Question

Solve the following linear equation.
 $ x - \dfrac{1}{5} = \dfrac{x}{3} + \dfrac{1}{4} $

Answer 1

Hint: To solve the given linear equation, we will remove the variable term from the right-hand side. Usually we put the variable term on the left-hand side and all other (constant) terms on the right-hand side. We will use basic knowledge of mathematical operations like addition, subtraction, multiplication and division.

Complete step-by-step answer:
In this problem, we have a single linear equation in one variable $ x $ . The given equation is $ x - \dfrac{1}{5} = \dfrac{x}{3} + \dfrac{1}{4} \cdots \cdots \left( 1 \right) $ . We have to solve the equation $ \left( 1 \right) $ for $ x $ .
First we will subtract the term $ \dfrac{x}{3} $ from both sides of equation $ \left( 1 \right) $ . Therefore, we get $
  \left( {x - \dfrac{1}{5}} \right) - \dfrac{x}{3} = \left( {\dfrac{x}{3} + \dfrac{1}{4}} \right) - \dfrac{x}{3} \\
   \Rightarrow \left( {x - \dfrac{x}{3}} \right) - \dfrac{1}{5} = \left( {\dfrac{x}{3} - \dfrac{x}{3}} \right) + \dfrac{1}{4} \\
   \Rightarrow \left( {x - \dfrac{x}{3}} \right) - \dfrac{1}{5} = \dfrac{1}{4} \cdots \cdots \left( 2 \right) \\
  $
Let us simplify the LHS of equation $ \left( 2 \right) $ by taking LCM (least common multiple). Therefore, we get $
  \left( {\dfrac{{3x - x}}{3}} \right) - \dfrac{1}{5} = \dfrac{1}{4} \\
   \Rightarrow \dfrac{{2x}}{3} - \dfrac{1}{5} = \dfrac{1}{4} \cdots \cdots \left( 3 \right) \\
  $
Now we will add the term $ \dfrac{1}{5} $ on both sides of equation $ \left( 3 \right) $ . Therefore, we get $
  \left( {\dfrac{{2x}}{3} - \dfrac{1}{5}} \right) + \dfrac{1}{5} = \dfrac{1}{4} + \dfrac{1}{5} \\
   \Rightarrow \dfrac{{2x}}{3} = \dfrac{1}{4} + \dfrac{1}{5} \cdots \cdots \left( 4 \right) \\
  $
Let us simplify the RHS of equation $ \left( 4 \right) $ by taking LCM (least common multiple). Therefore, we get $
  \dfrac{{2x}}{3} = \dfrac{{5 + 4}}{{20}} \\
   \Rightarrow \dfrac{{2x}}{3} = \dfrac{9}{{20}} \cdots \cdots \left( 5 \right) \\
  $
Now we will multiply by the term $ \dfrac{3}{2} $ on both sides of equation $ \left( 5 \right) $ . Therefore, we get $
  \dfrac{{2x}}{3} \times \dfrac{3}{2} = \dfrac{9}{{20}} \times \dfrac{3}{2} \\
   \Rightarrow x = \dfrac{{27}}{{40}} \\
  $
Therefore, we can say that $ x = \dfrac{{27}}{{40}} $ is the solution of the given equation.

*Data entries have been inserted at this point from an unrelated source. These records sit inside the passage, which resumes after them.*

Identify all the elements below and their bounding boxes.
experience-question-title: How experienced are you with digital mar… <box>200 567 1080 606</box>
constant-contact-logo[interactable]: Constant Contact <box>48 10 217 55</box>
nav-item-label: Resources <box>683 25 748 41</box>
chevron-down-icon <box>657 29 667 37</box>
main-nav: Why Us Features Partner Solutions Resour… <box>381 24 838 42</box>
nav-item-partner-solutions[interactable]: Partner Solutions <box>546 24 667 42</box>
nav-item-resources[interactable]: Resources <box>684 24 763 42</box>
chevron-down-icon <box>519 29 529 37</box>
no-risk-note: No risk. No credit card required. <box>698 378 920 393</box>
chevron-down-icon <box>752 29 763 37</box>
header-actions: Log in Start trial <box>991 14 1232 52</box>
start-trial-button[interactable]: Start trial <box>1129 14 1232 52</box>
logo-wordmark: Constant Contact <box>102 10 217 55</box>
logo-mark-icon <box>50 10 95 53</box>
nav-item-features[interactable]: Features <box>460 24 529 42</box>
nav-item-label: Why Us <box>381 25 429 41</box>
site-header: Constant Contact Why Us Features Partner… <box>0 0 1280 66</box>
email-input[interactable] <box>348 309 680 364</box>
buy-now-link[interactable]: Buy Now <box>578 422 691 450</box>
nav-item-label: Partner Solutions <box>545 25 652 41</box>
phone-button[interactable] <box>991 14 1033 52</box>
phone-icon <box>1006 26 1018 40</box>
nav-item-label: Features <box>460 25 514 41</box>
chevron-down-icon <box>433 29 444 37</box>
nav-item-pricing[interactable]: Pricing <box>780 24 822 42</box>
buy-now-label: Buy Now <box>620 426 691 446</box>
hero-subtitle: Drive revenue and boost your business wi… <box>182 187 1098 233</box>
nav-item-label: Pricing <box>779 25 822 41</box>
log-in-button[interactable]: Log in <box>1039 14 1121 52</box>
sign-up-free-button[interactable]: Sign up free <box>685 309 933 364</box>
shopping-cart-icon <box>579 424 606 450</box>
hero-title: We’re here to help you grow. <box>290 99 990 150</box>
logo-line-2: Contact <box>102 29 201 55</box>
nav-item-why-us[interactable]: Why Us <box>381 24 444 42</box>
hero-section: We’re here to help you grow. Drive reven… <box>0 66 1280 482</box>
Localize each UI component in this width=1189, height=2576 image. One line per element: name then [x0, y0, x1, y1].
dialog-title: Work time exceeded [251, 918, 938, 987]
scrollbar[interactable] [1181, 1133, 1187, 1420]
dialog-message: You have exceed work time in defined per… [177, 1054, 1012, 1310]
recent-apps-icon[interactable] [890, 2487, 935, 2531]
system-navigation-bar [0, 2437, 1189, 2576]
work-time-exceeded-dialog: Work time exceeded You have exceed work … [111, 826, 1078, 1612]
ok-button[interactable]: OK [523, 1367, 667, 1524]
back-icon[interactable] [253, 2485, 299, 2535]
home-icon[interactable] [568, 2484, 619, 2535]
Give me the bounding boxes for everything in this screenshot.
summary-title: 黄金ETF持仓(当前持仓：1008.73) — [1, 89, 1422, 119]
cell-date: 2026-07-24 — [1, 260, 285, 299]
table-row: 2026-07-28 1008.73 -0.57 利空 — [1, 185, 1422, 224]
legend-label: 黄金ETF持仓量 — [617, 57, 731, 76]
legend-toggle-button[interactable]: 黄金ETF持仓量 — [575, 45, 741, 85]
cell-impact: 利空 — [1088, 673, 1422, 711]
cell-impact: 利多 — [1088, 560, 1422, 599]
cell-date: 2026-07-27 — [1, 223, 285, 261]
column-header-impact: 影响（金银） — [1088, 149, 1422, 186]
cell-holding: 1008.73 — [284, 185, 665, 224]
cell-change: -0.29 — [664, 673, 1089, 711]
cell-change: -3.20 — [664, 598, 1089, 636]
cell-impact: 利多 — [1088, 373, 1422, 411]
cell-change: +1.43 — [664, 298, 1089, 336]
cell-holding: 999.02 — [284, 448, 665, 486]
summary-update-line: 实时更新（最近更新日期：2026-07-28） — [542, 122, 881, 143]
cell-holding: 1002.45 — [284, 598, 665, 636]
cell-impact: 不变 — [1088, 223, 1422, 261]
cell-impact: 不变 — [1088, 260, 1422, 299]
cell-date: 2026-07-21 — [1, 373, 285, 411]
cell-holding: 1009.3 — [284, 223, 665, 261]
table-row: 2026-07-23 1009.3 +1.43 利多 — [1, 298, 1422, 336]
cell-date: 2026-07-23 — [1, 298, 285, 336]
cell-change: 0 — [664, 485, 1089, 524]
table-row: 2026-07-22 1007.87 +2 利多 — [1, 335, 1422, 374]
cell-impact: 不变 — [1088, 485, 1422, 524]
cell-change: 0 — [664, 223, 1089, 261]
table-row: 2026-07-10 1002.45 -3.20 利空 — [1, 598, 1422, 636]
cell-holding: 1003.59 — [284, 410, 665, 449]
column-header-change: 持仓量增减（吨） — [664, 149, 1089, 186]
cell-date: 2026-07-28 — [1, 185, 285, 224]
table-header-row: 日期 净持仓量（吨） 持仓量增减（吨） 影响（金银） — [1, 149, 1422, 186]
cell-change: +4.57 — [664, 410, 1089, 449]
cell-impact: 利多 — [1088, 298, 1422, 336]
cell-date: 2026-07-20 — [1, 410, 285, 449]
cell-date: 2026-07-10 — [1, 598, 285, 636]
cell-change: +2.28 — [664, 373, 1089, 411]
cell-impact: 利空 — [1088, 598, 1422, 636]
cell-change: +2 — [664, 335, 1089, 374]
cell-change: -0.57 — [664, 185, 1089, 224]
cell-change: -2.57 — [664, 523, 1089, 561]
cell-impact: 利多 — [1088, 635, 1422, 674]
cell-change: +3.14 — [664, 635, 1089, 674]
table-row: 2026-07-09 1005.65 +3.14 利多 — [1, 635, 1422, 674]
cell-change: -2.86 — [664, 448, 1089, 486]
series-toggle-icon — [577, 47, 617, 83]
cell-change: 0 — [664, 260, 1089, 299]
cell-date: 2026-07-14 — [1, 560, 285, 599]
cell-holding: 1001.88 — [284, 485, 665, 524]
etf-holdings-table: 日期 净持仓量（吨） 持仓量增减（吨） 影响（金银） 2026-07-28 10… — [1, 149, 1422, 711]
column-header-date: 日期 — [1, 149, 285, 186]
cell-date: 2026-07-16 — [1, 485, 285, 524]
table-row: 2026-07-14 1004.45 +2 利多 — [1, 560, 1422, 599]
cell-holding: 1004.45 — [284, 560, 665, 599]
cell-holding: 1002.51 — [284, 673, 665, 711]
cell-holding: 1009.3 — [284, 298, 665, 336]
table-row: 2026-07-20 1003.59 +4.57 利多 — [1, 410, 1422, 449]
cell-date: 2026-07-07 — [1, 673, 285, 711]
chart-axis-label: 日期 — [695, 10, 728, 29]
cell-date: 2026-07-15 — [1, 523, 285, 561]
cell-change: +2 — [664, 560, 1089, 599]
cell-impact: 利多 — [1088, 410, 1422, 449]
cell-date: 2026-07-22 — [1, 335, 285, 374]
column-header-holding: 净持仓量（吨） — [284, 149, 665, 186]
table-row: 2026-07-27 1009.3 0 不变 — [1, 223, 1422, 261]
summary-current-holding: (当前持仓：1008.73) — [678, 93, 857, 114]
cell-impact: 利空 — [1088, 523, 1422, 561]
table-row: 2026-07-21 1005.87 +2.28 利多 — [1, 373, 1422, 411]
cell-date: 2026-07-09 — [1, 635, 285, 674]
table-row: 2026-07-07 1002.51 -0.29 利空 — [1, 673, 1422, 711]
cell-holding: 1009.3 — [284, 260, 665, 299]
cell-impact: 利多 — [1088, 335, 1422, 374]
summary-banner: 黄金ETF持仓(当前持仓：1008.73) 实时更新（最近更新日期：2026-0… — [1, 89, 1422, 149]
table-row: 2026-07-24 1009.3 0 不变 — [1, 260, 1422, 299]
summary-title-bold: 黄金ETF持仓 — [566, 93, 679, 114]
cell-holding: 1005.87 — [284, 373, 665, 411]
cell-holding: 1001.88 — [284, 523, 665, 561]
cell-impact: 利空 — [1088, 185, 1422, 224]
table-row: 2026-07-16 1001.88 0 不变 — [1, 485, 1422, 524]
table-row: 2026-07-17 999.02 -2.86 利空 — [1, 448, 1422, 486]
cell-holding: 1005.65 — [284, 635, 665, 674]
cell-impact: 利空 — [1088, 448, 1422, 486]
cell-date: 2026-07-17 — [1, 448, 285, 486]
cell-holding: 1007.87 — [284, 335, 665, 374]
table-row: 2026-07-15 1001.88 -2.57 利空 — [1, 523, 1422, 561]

Note: In this type of problem, we can verify the answer by putting the value of $ x $ in the given equation. Let us put $ x = \dfrac{{27}}{{40}} $ on the LHS of the given equation. Therefore, we get LHS $ = \dfrac{{27}}{{40}} - \dfrac{1}{5} = \dfrac{{19}}{{40}} $ . Now we will put $ x = \dfrac{{27}}{{40}} $ on the RHS of the given equation. Therefore, we get RHS $ = \dfrac{{\dfrac{{27}}{{40}}}}{3} + \dfrac{1}{4} = \dfrac{9}{{40}} + \dfrac{1}{4} = \dfrac{{9 + 10}}{{40}} = \dfrac{{19}}{{40}} $ . Hence, the answer is verified. The general form of the linear equation in one variable $ x $ is given by $ ax + b = 0 $ where $ a $ and $ b $ are real numbers. The power of variable $ x $ is $ 1 $ . So, it is called a linear equation. A linear equation in one variable has exactly one solution.